Андухар немного помолчал, поедая сочную форель, а потом озадаченно взглянул на Сьенфуэгоса.
— Что ты хочешь этим сказать? — хмуро спросил он.
— Я знаю очень мало покойников, чьи достоинства хотел бы унаследовать, — ответил канарец. — Пожалуй, лишь пепел Алонсо де Охеды пришелся бы мне по вкусу, да продлит Господь его годы!
— Даже не напоминай мне об Алонсо де Охеде! — простонал Андухар. — Я собирался поступить к нему на службу, когда его назначили губернатором Кокибакоа, но в последнюю минуту чертов Дорантес втянул меня в эту дурацкую авантюру, отправиться на поиски источника Вечной молодости.
— Асдрубаль Дорантес?
— Он самый. А ты что, с ним знаком?
— Нет, я лишь наткнулся на его могилу.
— Его укусила гремучая змея, его невозможно было спасти. Он был хорошим парнем, мы знали друг друга с детства, но я никогда не прощу ему, что втянул меня в это дерьмо.

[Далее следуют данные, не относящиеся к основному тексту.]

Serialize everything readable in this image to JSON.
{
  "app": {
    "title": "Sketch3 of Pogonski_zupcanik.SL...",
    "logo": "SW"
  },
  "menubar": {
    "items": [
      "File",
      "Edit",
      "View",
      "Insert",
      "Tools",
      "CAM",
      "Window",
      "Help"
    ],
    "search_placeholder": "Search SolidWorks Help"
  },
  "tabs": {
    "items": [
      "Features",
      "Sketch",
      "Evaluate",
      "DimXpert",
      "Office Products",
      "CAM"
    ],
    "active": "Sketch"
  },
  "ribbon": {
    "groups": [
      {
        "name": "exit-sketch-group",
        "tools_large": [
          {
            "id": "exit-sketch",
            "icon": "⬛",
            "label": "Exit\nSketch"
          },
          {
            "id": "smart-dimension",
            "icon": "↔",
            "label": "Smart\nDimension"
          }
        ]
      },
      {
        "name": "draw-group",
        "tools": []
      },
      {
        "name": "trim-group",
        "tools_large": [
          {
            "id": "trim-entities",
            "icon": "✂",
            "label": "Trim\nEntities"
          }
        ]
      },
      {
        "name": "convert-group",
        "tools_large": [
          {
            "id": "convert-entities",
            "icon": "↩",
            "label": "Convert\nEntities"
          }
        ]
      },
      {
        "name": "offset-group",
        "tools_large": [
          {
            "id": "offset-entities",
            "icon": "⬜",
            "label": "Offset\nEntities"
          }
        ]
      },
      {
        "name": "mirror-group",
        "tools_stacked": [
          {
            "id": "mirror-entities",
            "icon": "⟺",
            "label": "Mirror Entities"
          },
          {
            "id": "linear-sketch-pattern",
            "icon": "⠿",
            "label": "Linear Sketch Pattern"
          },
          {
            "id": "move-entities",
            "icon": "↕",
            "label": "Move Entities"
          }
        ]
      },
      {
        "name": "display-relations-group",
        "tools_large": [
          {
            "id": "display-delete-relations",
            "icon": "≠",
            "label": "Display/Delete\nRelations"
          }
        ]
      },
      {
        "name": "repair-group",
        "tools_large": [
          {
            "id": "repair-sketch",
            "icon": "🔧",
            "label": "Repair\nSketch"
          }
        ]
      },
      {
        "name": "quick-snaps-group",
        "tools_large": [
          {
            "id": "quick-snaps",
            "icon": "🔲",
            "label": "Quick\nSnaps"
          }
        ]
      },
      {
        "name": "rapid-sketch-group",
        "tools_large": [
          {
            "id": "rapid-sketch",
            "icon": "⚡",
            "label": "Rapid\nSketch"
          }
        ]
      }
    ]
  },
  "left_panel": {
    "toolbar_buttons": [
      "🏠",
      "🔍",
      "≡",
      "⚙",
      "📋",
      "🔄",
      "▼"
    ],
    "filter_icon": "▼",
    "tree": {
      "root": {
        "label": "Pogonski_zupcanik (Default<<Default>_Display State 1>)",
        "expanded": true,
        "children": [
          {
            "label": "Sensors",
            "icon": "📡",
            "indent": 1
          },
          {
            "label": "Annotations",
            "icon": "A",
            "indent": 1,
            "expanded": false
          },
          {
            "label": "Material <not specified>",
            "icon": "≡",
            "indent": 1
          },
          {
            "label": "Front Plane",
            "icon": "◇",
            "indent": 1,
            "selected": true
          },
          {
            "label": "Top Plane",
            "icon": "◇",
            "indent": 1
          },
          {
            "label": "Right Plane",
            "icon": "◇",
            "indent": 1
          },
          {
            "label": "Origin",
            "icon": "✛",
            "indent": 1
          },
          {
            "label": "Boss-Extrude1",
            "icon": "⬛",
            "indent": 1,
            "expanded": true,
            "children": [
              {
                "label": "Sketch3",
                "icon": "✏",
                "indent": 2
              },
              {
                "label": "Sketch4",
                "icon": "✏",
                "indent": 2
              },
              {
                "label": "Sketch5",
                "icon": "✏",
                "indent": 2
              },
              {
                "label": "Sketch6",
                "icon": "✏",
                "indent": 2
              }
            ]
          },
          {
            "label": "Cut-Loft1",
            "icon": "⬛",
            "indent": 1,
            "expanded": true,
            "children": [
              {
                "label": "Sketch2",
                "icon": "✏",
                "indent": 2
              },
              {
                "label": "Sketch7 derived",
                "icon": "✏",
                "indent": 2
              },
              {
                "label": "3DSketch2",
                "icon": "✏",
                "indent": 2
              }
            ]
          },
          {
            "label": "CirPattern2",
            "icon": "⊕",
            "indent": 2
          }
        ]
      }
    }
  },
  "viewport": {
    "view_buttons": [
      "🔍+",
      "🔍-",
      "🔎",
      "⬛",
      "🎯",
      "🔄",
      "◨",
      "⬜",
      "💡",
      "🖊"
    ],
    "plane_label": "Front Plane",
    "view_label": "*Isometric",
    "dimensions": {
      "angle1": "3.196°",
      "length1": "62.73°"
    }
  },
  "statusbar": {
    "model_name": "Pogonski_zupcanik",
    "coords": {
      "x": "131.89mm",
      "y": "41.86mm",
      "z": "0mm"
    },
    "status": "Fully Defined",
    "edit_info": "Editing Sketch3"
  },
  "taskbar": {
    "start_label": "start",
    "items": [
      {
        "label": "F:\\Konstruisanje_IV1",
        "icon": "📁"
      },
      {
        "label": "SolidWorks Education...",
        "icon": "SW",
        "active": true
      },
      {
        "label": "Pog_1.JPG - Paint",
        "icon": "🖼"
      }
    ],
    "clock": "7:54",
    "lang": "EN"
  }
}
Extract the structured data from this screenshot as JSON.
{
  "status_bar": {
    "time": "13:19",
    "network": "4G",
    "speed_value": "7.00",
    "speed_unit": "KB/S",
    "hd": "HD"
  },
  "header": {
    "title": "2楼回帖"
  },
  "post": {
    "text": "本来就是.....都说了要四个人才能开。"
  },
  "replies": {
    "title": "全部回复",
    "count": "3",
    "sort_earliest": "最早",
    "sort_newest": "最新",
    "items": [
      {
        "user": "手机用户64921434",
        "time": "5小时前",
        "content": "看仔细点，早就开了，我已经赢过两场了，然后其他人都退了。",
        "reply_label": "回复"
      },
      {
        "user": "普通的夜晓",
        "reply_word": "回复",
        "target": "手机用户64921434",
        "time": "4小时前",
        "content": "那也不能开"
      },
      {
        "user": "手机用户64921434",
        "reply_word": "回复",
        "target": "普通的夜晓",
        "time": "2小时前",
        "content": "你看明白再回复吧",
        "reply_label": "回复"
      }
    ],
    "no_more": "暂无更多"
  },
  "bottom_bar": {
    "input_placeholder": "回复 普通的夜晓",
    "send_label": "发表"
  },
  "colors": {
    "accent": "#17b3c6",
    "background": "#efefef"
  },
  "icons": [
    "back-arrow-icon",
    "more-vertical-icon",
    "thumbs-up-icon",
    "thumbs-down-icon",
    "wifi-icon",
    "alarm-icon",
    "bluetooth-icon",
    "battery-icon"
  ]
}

— Думаю, это дерьмо все же лучше, чем могила, — заметил канарец. — В конце концов, никто бы не втянул тебя в это дерьмо, если бы ты сам в него не полез.
— У меня были причины, чтобы в него полезть, — тихо ответил Андухар.
— Какие?
— Дело в том, что мой отец был добрым человеком, и дела его шли настолько успешно, насколько это возможно в таком порту, как Кадис. Вот только у него было шестеро детей от законной супруги и еще восемь бастардов от двух служанок. Так вот, чтобы тебе было ясно, я — как раз один из этих бастардов, самый младший, а потому мне доставались пинки и колотушки от всех обитателей нашего громадного особняка, а было их не счесть... — Сильвестре Андухар сплюнул и добавил: — Самое лучшее, что отец для меня сделал — разумеется, не считая того, что помог мне появиться на свет, да и то не могу сказать, хорошо это для меня или плохо — так это отдал меня в обучение к священнику, который приходил трижды в неделю, чтобы обучать четырнадцать «плодов страсти», как папаша любил нас называть, чтению, письму, а также хорошим манерам.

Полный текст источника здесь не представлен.